Building Your Brand with Public Relations
Lynette Von Minden
Senior Public Relations Counsel
Here’s a little exercise for you. Name some of the world’s most popular brands.
OK, which ones immediately came to mind? Maybe Coke or Apple? McDonald’s? Walmart? Google?
While these companies may make building a branding look easy, it’s not. Brands are the basis of an organization’s emotional and psychological relationship with its customers. It’s likely that hundreds of people participated in many meetings and discussions about the look, feel and overall personality each of these companies should communicate. And coming to an agreement on a brand is only the beginning. Then you have to build it and nurture it, which takes time, consistency and dedication.
If you asked most people how companies build brands, they’d probably mention the ads they see in print and online, or the commercials they hear on the radio or see on TV. A few might also mention product packaging, merchandising displays or websites. While it’s true that all those elements of the marketing mix help build a brand, public relations also has a tremendous impact upon brand perceptions.
In the past, PR—like advertising—primarily consisted of one-way messages from an organization to its customers. In other words, PR professionals told people what they wanted them to hear without offering them a way to respond or provide input. Today, customers have the power to let us—and just about everyone else in the world—know how they feel about our brand, our products and our services each and every day.
As a result, PR has had to evolve. It’s no longer just about developing relationships with the media, but also with actual customers. It’s about listening, responding appropriately and delivering on brand promises that customers find emotionally relevant. It’s about developing a reputation and a personality with which your customers can identify. That’s why PR has become so integral to the brand-building process—not just for multi-billion-dollar corporations, but for even the smallest businesses. Consider the following PR strategies and tactics that can help any organization develop and nurture its brand:
- Become involved with relevant events and sponsorships.

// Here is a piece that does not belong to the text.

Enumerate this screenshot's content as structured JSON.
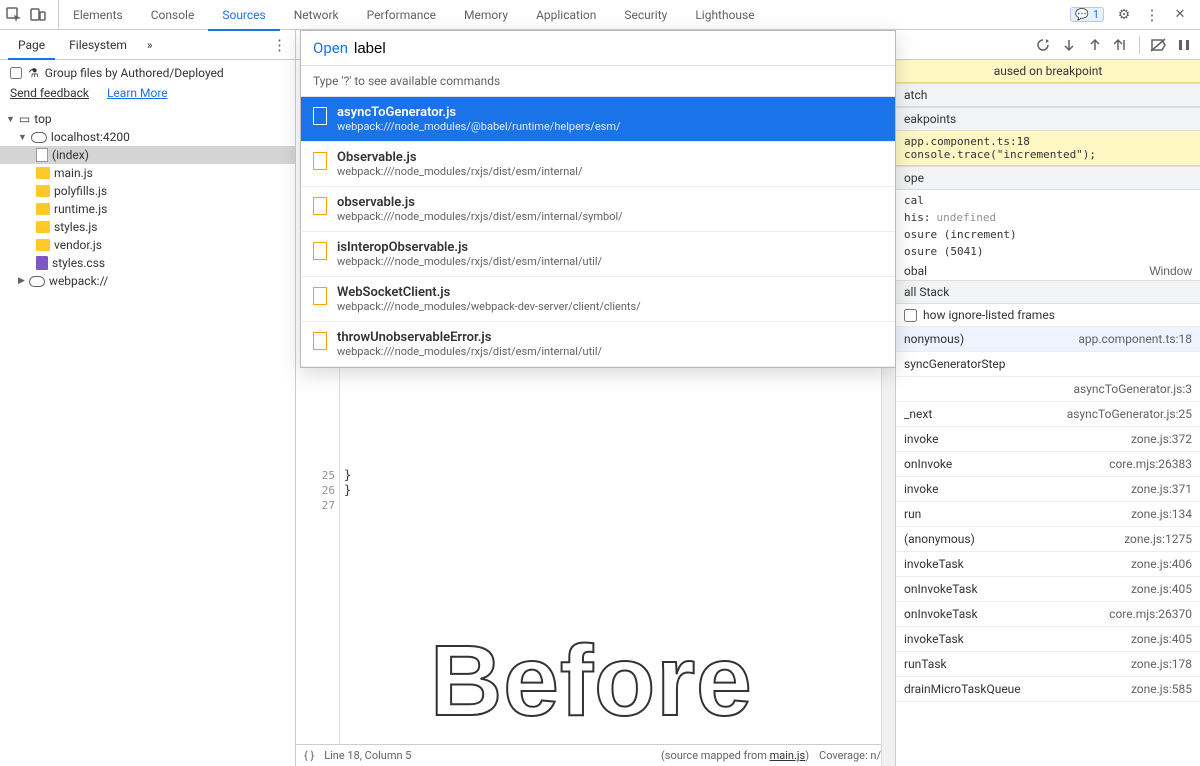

- Craft social media messages that speak to your audience’s preferences, needs and desires.
- Train your company executives how to properly “work in” your company’s brand message during interviews and speaking engagements.
- Develop story pitches and bylined editorial pieces that support your brand message.
- Remember to back up your brand in both external and internal communications.
PR isn’t the be-all and end-all when it comes to building a brand. It’s just one tool of many in the marketing toolbox. However, when it’s done well, PR is quite possibly the most subtle, yet effective way to nurture and communicate a brand image. The key is to work a consistent brand message into all aspects of your communications mix—and back it up with your actions.